Par la présente requête, le requérant conteste tout d’abord la régularité en la forme des saisies administratives à tiers détenteur (SATD) datées des 3 juin, 27 octobre et 5 novembre 2025. Or une telle contestation ne peut, en vertu de l’article L. 281 du livre des procédures fiscales, qu’être portée devant le juge de l’exécution, juge judiciaire. Ainsi, dans cette mesure, les conclusions de la requête dirigées contre ces SATD ne relèvent manifestement pas de la compétence de la juridiction administrative et doivent, par suite, être rejetées comme portées devant un ordre de juridiction incompétent pour en connaître sur le fondement des dispositions précitées du 2° de l’article R. 222-1 du code de justice administrative.
Par ailleurs, le requérant conteste l’exigibilité de la créance de taxes foncières dont le recouvrement a été poursuivi par les SATD précitées et l’obligation de la payer. Or il n’est pas établi qu’il ait déposé la réclamation préalable prévue par l’article L. 281 du livre des procédures fiscales, précité, avant de saisir le tribunal administratif d’une telle contestation. Dans cette mesure, les conclusions dirigées contre ces SATD sont manifestement irrecevables et doivent, à ce titre, être rejetées sur le fondement des dispositions précitées du 4° de l’article R. 222-1 du code de justice administrative.
Enfin, si le requérant présente au tribunal des conclusions indemnitaires, il n’est pas établi qu’il ait présenté devant l’administration une demande préalable avant l’introduction de telles conclusions. Ces conclusions, qui sont manifestement irrecevables, doivent également être rejetées sur le fondement des dispositions précitées du 4° de l’article R. 222-1 du code de justice administrative.
Il s’ensuit que la requête doit être rejetée dans son ensemble, y compris les conclusions présentées au titre des frais d’instance, qui doivent quant à elles être rejetées sur le fondement du 5° de l’article R. 222-1 du code de justice administrative.
O R D O N N E :
Article 1er : La requête de M. B... est rejetée.

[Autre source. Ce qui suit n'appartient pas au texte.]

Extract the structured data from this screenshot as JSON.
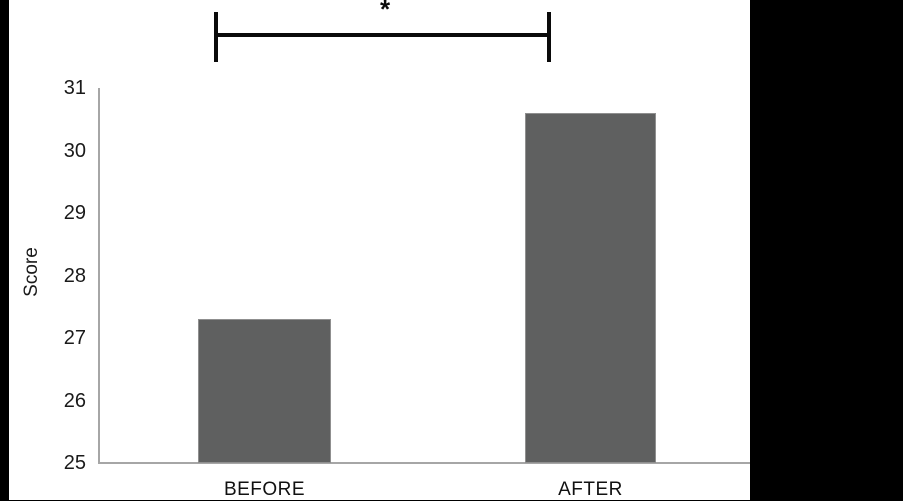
{
  "chart_data": {
    "type": "bar",
    "title": "",
    "xlabel": "",
    "ylabel": "Score",
    "categories": [
      "BEFORE",
      "AFTER"
    ],
    "values": [
      27.3,
      30.6
    ],
    "ylim": [
      25,
      31
    ],
    "yticks": [
      25,
      26,
      27,
      28,
      29,
      30,
      31
    ],
    "grid": false,
    "legend": false,
    "bar_color": "#5f6060",
    "bar_border_color": "#8f8f8f",
    "axis_color": "#a6a6a6",
    "significance": {
      "label": "*",
      "connects": [
        "BEFORE",
        "AFTER"
      ]
    }
  },
  "colors": {
    "page_background": "#000000",
    "plot_background": "#ffffff",
    "text": "#1a1a1a"
  }
}
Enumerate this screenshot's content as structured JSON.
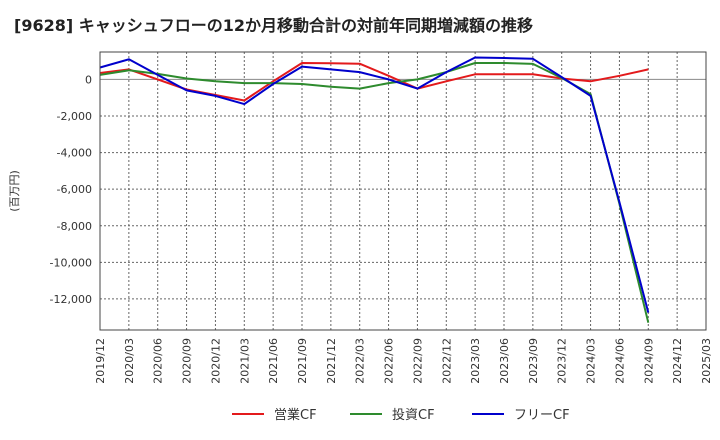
{
  "chart_data": {
    "type": "line",
    "title": "[9628]  キャッシュフローの12か月移動合計の対前年同期増減額の推移",
    "ylabel": "(百万円)",
    "xlabel": "",
    "x": [
      "2019/12",
      "2020/03",
      "2020/06",
      "2020/09",
      "2020/12",
      "2021/03",
      "2021/06",
      "2021/09",
      "2021/12",
      "2022/03",
      "2022/06",
      "2022/09",
      "2022/12",
      "2023/03",
      "2023/06",
      "2023/09",
      "2023/12",
      "2024/03",
      "2024/06",
      "2024/09",
      "2024/12",
      "2025/03"
    ],
    "yticks": [
      "0",
      "-2,000",
      "-4,000",
      "-6,000",
      "-8,000",
      "-10,000",
      "-12,000"
    ],
    "ylim": [
      -13700,
      1500
    ],
    "grid": true,
    "legend_position": "bottom",
    "series": [
      {
        "name": "営業CF",
        "color": "#e31a1c",
        "values": [
          350,
          550,
          0,
          -550,
          -850,
          -1150,
          -100,
          900,
          880,
          860,
          200,
          -500,
          -100,
          280,
          280,
          280,
          50,
          -100,
          200,
          550,
          null,
          null
        ]
      },
      {
        "name": "投資CF",
        "color": "#2e8b2e",
        "values": [
          250,
          500,
          300,
          50,
          -100,
          -200,
          -200,
          -250,
          -400,
          -500,
          -200,
          0,
          400,
          900,
          900,
          850,
          80,
          -800,
          -6800,
          -13300,
          null,
          null
        ]
      },
      {
        "name": "フリーCF",
        "color": "#0000cc",
        "values": [
          650,
          1100,
          250,
          -600,
          -900,
          -1350,
          -250,
          700,
          550,
          400,
          0,
          -500,
          400,
          1200,
          1170,
          1130,
          130,
          -900,
          -6700,
          -12750,
          null,
          null
        ]
      }
    ]
  }
}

Article 2 : La présente ordonnance sera notifiée à M. A... B....
Fait à Rennes, le 16 décembre 2025.
Le président de la 2ème chambre,
signé
T. Jouno
La République mande et ordonne à la ministre de l'action et des comptes publics en ce qui la concerne ou à tous commissaires de justice à ce requis en ce qui concerne les voies de droit commun contre les parties privées, de pourvoir à l’exécution de la présente décision.